Hace algunos años el enólogo Mario Puchulú quedó algo sorprendido frente a una de mis afirmaciones: “El dulce es el sabor de la vida”. Fue un simple comentario, seguramente después de haber leído del por qué los seres humanos inventaron la agricultura.
La afirmación que hice en aquel momento, aunque aparentemente ingenua, tiene una transformación muy interesante. Decir nada más que sin el gusto por el dulce es imposible comprender la trata africana en América: esclavitud y caña de azúcar van de la mano, el dulce es amargo -disculpas por el oxímoron-, para quienes se vieron penosamente obligados a dejar su tierra (volveremos luego sobre la relación del por qué la libertad es dulce).
Parece que nuestros abuelos evolutivos descubrieron y relacionaron el dulce con algo que no los mataba; asociaron también ese sabor, además, con cierto tipo de colores que poseen las plantas -los primarios para ser exactos. Puede ser que esta conducta la realizaran al ver que a otros animales no les ocurría nada después de ingerir alimentos con esos colores.

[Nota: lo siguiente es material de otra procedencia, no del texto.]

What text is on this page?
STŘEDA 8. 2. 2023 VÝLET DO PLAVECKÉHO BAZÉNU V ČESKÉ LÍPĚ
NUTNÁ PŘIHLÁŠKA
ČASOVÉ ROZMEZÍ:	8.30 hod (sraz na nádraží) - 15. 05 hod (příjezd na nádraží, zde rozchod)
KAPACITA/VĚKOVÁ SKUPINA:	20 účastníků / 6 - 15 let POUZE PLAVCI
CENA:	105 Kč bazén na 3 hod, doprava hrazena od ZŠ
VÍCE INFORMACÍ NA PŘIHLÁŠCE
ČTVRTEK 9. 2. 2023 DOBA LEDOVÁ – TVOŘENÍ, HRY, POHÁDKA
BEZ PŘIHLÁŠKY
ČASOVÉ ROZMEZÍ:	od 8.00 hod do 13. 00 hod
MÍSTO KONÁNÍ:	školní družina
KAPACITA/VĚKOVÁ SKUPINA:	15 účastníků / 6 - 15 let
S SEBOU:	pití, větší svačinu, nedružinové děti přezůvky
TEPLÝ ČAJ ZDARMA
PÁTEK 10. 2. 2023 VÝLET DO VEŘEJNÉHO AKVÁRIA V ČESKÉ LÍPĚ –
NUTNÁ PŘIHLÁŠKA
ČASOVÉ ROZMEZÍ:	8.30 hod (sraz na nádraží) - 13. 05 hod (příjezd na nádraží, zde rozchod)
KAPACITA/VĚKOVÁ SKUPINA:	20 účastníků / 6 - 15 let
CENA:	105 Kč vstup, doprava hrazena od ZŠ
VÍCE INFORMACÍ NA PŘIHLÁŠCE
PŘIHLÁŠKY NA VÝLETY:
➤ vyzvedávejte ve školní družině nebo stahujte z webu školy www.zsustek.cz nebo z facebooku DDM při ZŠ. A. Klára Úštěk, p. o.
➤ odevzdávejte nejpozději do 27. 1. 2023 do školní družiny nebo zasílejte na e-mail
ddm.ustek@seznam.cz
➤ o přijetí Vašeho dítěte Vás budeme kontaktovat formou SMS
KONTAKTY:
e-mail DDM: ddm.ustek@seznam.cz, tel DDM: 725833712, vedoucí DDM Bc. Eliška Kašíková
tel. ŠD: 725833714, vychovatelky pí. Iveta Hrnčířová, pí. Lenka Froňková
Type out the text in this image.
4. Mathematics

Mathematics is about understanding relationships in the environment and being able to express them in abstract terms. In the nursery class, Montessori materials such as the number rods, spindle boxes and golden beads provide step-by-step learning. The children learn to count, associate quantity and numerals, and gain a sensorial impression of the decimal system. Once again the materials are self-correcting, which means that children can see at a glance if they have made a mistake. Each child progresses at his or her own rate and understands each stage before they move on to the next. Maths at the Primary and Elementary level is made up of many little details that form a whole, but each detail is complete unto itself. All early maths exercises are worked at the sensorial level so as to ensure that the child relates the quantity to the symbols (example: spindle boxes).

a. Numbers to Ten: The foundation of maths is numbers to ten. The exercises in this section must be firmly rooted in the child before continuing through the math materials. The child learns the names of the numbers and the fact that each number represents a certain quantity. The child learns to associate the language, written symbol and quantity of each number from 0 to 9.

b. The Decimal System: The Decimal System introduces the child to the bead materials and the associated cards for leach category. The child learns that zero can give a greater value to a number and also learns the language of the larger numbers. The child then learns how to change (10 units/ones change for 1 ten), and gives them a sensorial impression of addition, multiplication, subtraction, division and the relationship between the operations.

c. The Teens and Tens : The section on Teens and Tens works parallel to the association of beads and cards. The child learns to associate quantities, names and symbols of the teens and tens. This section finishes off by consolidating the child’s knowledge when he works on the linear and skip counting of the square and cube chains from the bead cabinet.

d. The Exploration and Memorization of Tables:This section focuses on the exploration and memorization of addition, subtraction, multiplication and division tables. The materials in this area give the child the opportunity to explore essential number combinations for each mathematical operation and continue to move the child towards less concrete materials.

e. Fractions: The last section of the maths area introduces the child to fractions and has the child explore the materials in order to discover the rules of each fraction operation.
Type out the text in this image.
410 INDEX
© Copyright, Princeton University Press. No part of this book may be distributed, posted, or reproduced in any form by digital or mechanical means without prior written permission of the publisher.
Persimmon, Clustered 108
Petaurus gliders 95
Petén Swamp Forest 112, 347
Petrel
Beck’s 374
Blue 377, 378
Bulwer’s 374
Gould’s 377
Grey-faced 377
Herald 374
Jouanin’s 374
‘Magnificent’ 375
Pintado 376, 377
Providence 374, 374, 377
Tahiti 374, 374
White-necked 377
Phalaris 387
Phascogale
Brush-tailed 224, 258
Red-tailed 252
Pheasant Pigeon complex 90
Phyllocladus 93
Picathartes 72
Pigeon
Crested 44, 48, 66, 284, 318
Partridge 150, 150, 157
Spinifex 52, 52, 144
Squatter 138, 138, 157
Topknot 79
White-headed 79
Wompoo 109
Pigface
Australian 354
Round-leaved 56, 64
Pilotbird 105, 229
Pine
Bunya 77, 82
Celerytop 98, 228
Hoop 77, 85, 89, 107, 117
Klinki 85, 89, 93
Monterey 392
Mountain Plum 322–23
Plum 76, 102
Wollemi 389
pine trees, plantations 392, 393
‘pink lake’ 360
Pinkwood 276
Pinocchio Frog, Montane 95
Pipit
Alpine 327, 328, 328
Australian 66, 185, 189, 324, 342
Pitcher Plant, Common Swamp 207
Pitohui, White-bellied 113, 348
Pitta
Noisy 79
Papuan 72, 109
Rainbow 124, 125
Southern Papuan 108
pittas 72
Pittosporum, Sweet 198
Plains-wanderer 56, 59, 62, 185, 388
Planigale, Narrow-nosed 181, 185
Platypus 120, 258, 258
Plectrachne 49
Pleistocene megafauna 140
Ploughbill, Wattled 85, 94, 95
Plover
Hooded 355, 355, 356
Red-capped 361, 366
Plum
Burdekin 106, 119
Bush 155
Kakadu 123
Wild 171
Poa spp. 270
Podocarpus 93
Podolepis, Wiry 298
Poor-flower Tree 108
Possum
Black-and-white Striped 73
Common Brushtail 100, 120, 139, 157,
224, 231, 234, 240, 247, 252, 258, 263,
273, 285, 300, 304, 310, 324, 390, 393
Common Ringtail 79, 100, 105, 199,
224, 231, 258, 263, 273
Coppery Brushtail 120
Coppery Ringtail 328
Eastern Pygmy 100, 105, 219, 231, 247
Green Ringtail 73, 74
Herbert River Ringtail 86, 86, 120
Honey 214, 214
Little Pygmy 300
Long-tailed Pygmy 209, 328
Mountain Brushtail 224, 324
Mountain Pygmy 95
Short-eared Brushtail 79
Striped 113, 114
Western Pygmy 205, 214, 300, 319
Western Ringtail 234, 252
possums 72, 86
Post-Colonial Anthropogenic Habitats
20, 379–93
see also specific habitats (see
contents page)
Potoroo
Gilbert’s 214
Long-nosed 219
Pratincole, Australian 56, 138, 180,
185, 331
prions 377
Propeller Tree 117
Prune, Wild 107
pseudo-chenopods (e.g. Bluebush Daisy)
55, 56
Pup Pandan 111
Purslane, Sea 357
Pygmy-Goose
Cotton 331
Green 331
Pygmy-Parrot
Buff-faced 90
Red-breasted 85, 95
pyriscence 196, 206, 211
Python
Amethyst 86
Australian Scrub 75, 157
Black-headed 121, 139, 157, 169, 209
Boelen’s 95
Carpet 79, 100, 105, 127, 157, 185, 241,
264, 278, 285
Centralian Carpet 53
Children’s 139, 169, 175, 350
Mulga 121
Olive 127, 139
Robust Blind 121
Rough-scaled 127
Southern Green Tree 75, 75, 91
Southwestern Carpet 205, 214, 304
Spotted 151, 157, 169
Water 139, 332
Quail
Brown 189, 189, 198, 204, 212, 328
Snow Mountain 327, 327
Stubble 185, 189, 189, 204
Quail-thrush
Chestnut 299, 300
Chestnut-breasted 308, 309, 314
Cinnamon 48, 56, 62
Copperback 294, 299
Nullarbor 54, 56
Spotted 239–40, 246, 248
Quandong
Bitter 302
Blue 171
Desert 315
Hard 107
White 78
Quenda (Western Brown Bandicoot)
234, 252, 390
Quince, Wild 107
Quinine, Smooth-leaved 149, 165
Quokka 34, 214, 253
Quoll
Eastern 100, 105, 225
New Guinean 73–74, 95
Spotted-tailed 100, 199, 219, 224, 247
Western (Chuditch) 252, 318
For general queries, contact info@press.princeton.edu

El dulce es un sabor natural, es decir, un sabor que no requiere de una pedagogía, como otros, los sabores culturales, que se aprenden a comer en familia o al interior del grupo social al que pertenecemos o en el que nos encontramos. La afirmación se presta para polémicas. Verbi gracia, el picante es un sabor cultural, y paradójicamente encontramos ajíes de colores abrumadoramente rojos y amarillos que rallan en lo venenoso, pero la naturaleza es juguetona: prueba y error están en la mesa de las posibilidades.
Pero volvamos al principio. La razón por la cual nos gusta el dulce es porque posiblemente asociamos su sabor al hogar, a lo seguro y también con lo manso, según cierta teoría antropológica. No olvidemos además que lo dulce sirve para alargar la vida de los alimentos -de ahí viene la palabra conserva-, y conservar, al volverse acción, no es más que futuro en una preparación culinaria. Por eso regalamos dulces a la gente que amamos; es un compromiso con el futuro, es una manera de decir: “espero poder comer contigo esto en el tiempo que viene”. Es promesa, pues nadie regala dulces pensando que no lo comerá mañana, como lo afirma Massimo Montanari.
Las metáforas son encantadoras: “hogar, dulce hogar” decimos, quizás para invocar el lugar del sosiego, de la madre, de la parentela. Los momentos felices son dulces, como son dulces los buenos sueños y dulces los momentos para no olvidar.